Cette beauté, bien que rien n'indiqua même qu'elle ne put être jamais qualifié d'un sexe ou de l'autre, s'associait à un homme, qui, bien qu'ayant longtemps vécu, ne semblait pas devoir s'éteindre dans un siècle, comme le font d'habitude les Hommes.
Cette beauté rayonnait d'une aura chaleureuse, et il sembla à la jeune fille, trop à raison sans doute, que rien, dans ce monde qui s'ouvrait enfin à elle, ne pourrait survivre si jamais cet homme venait à s'éteindre, laissant derrière un vide si immense qu'il aurait été profond, et dense.
Des larmes se mirent à couler de ses yeux qui lui semblait brûler dans sa contemplation. Elle dut rapidement s'asseoir, et la femme, qui attendait patiemment un signe qui lui indiquerait qu'elles pourraient partir, s'agenouilla devant elle.
"Mademoiselle, que peut vous causer un tel émois, que vous restiez si immobile que vous en soyez souffrante?
-Madame, qui est-ce? fit-elle en désignant vaguement du doigt la direction où elle savait se trouver cette Beauté qu'elle admirait depuis maintenant quelques instants.

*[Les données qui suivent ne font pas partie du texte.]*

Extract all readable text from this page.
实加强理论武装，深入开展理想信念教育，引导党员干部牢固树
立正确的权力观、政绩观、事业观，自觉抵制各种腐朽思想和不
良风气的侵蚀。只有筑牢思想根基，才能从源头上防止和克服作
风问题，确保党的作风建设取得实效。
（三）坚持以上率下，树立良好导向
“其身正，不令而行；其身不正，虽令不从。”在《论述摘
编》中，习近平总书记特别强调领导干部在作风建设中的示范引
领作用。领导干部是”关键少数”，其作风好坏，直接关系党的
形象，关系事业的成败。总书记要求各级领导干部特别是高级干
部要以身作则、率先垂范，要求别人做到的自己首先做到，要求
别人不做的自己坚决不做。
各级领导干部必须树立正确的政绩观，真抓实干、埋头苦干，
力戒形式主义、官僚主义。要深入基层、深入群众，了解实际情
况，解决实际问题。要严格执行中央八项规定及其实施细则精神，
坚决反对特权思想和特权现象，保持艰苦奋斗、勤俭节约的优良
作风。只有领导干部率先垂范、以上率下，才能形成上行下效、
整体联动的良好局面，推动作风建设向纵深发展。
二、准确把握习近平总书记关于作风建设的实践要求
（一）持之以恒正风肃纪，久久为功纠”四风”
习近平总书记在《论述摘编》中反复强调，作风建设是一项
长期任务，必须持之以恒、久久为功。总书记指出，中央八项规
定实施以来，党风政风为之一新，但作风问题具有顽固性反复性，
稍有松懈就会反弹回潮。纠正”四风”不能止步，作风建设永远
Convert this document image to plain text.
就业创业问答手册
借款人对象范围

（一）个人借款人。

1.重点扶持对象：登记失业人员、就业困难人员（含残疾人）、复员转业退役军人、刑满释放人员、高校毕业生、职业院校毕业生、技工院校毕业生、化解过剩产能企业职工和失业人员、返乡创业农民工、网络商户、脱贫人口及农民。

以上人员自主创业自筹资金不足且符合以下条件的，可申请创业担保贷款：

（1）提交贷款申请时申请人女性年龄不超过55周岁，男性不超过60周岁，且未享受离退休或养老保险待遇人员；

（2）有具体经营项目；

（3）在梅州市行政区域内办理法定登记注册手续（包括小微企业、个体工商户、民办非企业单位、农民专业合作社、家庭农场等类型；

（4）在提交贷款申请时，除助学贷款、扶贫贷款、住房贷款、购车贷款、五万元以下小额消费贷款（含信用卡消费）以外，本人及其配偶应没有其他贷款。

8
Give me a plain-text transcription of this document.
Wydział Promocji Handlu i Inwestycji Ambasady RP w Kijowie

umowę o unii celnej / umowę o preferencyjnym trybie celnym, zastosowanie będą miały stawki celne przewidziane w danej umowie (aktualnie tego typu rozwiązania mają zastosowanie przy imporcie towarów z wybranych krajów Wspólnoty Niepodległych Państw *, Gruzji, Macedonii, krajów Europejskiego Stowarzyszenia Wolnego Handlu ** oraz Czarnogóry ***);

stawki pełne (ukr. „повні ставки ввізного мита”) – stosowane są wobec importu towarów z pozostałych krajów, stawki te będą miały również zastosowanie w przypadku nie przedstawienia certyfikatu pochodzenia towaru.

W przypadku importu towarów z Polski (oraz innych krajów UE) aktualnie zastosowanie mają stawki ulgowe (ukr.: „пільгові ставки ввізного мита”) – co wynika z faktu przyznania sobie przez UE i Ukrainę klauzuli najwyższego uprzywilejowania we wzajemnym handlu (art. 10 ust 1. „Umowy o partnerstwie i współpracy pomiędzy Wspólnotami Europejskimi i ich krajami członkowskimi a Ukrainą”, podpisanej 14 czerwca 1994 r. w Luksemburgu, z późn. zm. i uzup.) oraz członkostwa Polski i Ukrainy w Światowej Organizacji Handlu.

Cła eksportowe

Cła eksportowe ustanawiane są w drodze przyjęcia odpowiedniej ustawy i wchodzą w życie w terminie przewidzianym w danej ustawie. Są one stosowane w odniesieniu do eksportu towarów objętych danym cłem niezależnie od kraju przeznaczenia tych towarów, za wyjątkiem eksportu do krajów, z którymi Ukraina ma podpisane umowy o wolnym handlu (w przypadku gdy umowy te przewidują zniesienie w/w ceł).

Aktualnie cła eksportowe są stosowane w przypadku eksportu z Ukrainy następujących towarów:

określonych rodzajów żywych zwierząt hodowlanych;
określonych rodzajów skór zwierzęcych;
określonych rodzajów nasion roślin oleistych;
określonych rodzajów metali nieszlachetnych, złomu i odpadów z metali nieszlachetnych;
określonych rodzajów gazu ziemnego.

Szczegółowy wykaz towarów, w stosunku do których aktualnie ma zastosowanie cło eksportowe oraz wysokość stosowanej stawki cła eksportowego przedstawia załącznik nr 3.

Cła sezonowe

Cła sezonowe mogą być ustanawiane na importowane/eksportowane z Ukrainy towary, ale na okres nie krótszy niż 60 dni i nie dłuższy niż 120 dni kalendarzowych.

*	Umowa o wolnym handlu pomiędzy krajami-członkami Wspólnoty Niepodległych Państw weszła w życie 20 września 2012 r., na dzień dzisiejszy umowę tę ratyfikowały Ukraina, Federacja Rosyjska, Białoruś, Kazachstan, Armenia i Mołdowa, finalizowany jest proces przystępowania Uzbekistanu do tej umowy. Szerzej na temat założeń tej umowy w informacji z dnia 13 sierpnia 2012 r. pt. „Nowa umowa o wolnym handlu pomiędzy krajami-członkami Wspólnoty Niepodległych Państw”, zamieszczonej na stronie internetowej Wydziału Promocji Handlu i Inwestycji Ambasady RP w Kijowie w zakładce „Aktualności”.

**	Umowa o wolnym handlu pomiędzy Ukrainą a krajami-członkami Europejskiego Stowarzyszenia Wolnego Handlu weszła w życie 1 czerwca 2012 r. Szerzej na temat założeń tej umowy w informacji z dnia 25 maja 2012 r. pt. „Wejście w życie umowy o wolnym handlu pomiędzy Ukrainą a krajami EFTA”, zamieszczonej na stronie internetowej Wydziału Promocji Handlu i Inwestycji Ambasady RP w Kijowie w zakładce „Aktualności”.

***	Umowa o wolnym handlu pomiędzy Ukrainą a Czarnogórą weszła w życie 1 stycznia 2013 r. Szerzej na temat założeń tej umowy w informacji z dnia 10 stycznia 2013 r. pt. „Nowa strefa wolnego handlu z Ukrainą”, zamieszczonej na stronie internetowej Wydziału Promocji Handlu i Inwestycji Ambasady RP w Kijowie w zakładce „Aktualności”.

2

-Quoi donc? Ces oiseaux? Ce sont des animaux connus sous le nom de...
-Non, non. Pas les oiseaux!"
La femme leva derechef les yeux dans la direction que désignait la fille, toujours assise, une main devant les yeux. Elle comprit alors:
"Oh. J'ignorais que vos souvenirs étaient à ce point altérés. Je vous prie de m'excuser. Mais souvenez-vous. Il s'agit de quelque chose que vous connaissiez.
-J'ignore ce que je sus sur lui. Rappelez-moi.
-Eh bien, de partout à travers le monde, il s'agit d'un symbole. La vie, l'espoir, voici les valeurs que l'on lui accorde sur n'importe quel continent que vous puissiez voir. On lui accorde même une valeur divine. Sa lumière nous éclaire tous, paysan ou Seigneur, où que nous soyons, que nous le voulions ou non. Mais n'oubliez jamais qu'il disparait forcément, lorsque le temps vient pour une autre de prendre le relais.
-Une autre?
-Oui, vous savez, celle qui accorde le repos à tous, ou que l'on soit et quoi que l'on pense.
-Je ne vous demande pas une métaphore de la vie, madame...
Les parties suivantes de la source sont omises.